The agreement forged by Sens. Max Baucus (D-Mont.), Charles Grassley (R-Iowa), Jay Rockefeller (D-W. Va.), and Orrin Hatch (R-Utah) is a testament to the to the willingness of leading federal lawmakers to reach across party lines on behalf of children and to the strong public support among Americans for covering the nation’s children.
The Finance Committee chairman’s proposal includes some very positive provisions. It would offer coverage to an estimated 4.1 million additional children who otherwise would not have had coverage. Notably, the proposal makes a significant effort to cover the lowest-income uninsured children, many of whom are eligible for Medicaid. It would help states reach these children through targeted financial support and by removing red-tape barriers to coverage.

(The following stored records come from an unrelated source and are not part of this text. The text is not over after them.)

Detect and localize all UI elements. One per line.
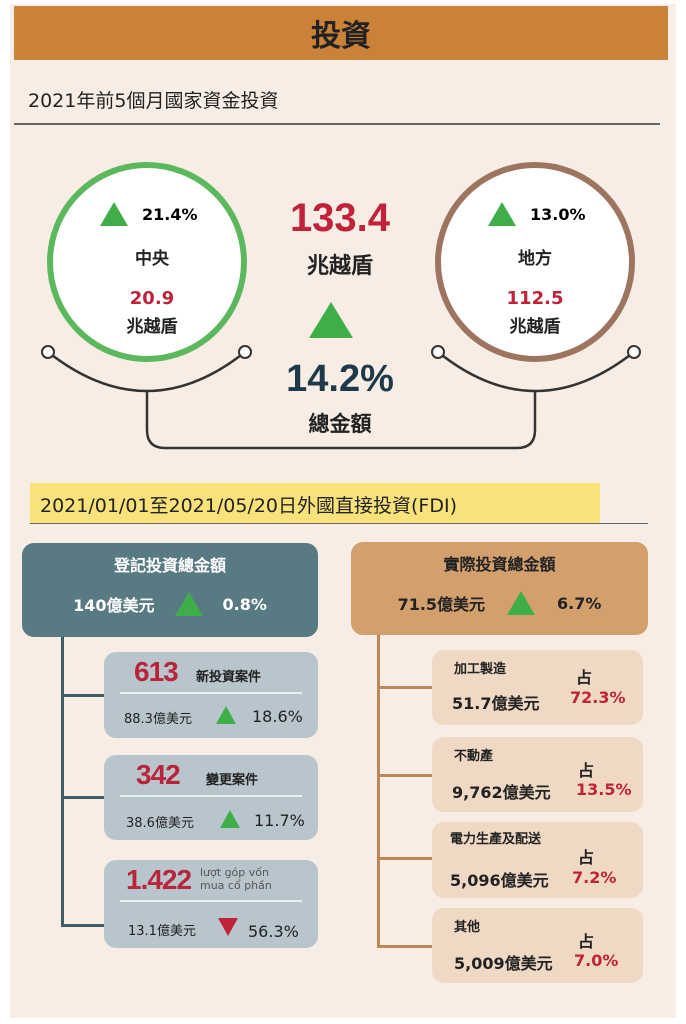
local-value: 112.5 (506, 288, 564, 309)
tree-branch (377, 857, 433, 860)
registered-amount: 140億美元 (73, 596, 155, 615)
registered-label: 登記投資總金額 (113, 556, 226, 575)
tree-line (61, 636, 64, 926)
sector-label: 電力生產及配送 (450, 832, 542, 847)
sector-share: 7.0% (574, 951, 619, 970)
sector-amount: 5,096億美元 (450, 871, 549, 890)
item-amount: 38.6億美元 (126, 816, 194, 831)
central-ring (47, 162, 247, 362)
actual-label: 實際投資總金額 (443, 555, 556, 574)
actual-amount: 71.5億美元 (397, 595, 486, 614)
tree-line (377, 634, 380, 947)
section-subtitle: 2021年前5個月國家資金投資 (28, 90, 279, 112)
bottom-connector (145, 392, 537, 450)
registered-item-card: 342 變更案件 38.6億美元 11.7% (104, 755, 318, 840)
sector-label: 加工製造 (454, 662, 507, 677)
item-count: 342 (136, 759, 181, 790)
total-value: 133.4 (289, 196, 391, 240)
up-arrow-icon (220, 810, 240, 828)
up-arrow-icon (100, 202, 128, 226)
total-label: 總金額 (308, 412, 372, 436)
local-label: 地方 (518, 249, 552, 269)
item-change: 18.6% (252, 707, 303, 726)
local-ring (435, 162, 635, 362)
actual-total-card: 實際投資總金額 71.5億美元 6.7% (351, 542, 648, 635)
sector-share: 7.2% (572, 868, 617, 887)
page-title: 投資 (14, 6, 668, 60)
registered-item-card: 1.422 lượt góp vốn mua cổ phần 13.1億美元 5… (104, 860, 318, 948)
local-arc (437, 351, 635, 393)
sector-card: 電力生產及配送 5,096億美元 占 7.2% (432, 822, 643, 898)
tree-branch (61, 796, 105, 799)
sector-card: 不動產 9,762億美元 占 13.5% (432, 737, 643, 812)
up-arrow-icon (174, 592, 203, 616)
central-change: 21.4% (100, 202, 198, 226)
item-label: lượt góp vốn mua cổ phần (200, 866, 272, 892)
tree-branch (377, 686, 433, 689)
central-unit: 兆越盾 (126, 317, 178, 337)
tree-branch (377, 945, 433, 948)
up-arrow-icon (309, 302, 353, 338)
local-unit: 兆越盾 (509, 317, 561, 337)
share-label: 占 (578, 932, 595, 951)
item-label: 新投資案件 (196, 670, 262, 685)
tree-branch (377, 774, 433, 777)
item-amount: 13.1億美元 (128, 924, 196, 939)
sector-amount: 9,762億美元 (452, 783, 551, 802)
item-count: 613 (134, 656, 179, 687)
sector-label: 其他 (454, 920, 481, 935)
down-arrow-icon (218, 918, 238, 936)
sector-card: 加工製造 51.7億美元 占 72.3% (432, 650, 643, 725)
item-label: 變更案件 (206, 773, 259, 788)
tree-branch (61, 924, 105, 927)
total-unit: 兆越盾 (306, 254, 373, 279)
divider (30, 523, 648, 524)
item-amount: 88.3億美元 (124, 712, 192, 727)
registered-change: 0.8% (222, 594, 267, 614)
registered-item-card: 613 新投資案件 88.3億美元 18.6% (104, 652, 318, 738)
item-count: 1.422 (126, 864, 192, 895)
sector-amount: 5,009億美元 (454, 954, 553, 973)
central-value: 20.9 (129, 288, 175, 309)
divider (14, 123, 660, 125)
sector-share: 72.3% (570, 688, 626, 707)
sector-card: 其他 5,009億美元 占 7.0% (432, 908, 643, 983)
item-change: 56.3% (248, 922, 299, 941)
share-label: 占 (578, 848, 595, 867)
central-label: 中央 (135, 249, 169, 269)
tree-branch (61, 694, 105, 697)
sector-label: 不動產 (454, 749, 494, 764)
up-arrow-icon (507, 591, 536, 615)
registered-total-card: 登記投資總金額 140億美元 0.8% (22, 543, 318, 637)
sector-amount: 51.7億美元 (452, 694, 540, 713)
central-arc (47, 351, 246, 393)
local-change: 13.0% (488, 202, 586, 226)
total-change: 14.2% (286, 358, 394, 400)
item-change: 11.7% (254, 811, 305, 830)
actual-change: 6.7% (557, 593, 602, 613)
up-arrow-icon (216, 706, 236, 724)
up-arrow-icon (488, 202, 516, 226)
share-label: 占 (578, 761, 595, 780)
share-label: 占 (576, 668, 593, 687)
connector-diagram (41, 162, 641, 450)
sector-share: 13.5% (576, 780, 632, 799)
fdi-heading: 2021/01/01至2021/05/20日外國直接投資(FDI) (30, 483, 600, 523)
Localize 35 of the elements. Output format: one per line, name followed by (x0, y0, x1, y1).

At the same time, the proposal could do more in some areas. By committing only $35 billion of the $50 billion provided in the congressional budget resolution for SCHIP reauthorization, the mark misses an opportunity to go even further in reaching more of the nine million children in America without health insurance. In addition, the proposal would limit states’ ability to provide much-needed coverage to the parents in low-income families and fails to give states the option to cover children and pregnant women who are legal immigrants.
The Baucus-Grassley-Rockefeller-Hatch proposal is a major step in a process that continues to unfold. Ultimately, success will be measured by how well congressional action moves the nation closer to the widely-shared goal of ensuring that every child in America has health insurance. A diverse array of states across the nation is moving forward, but cannot continue to do so without strong federal support. Congress should take every available opportunity to deliver that support.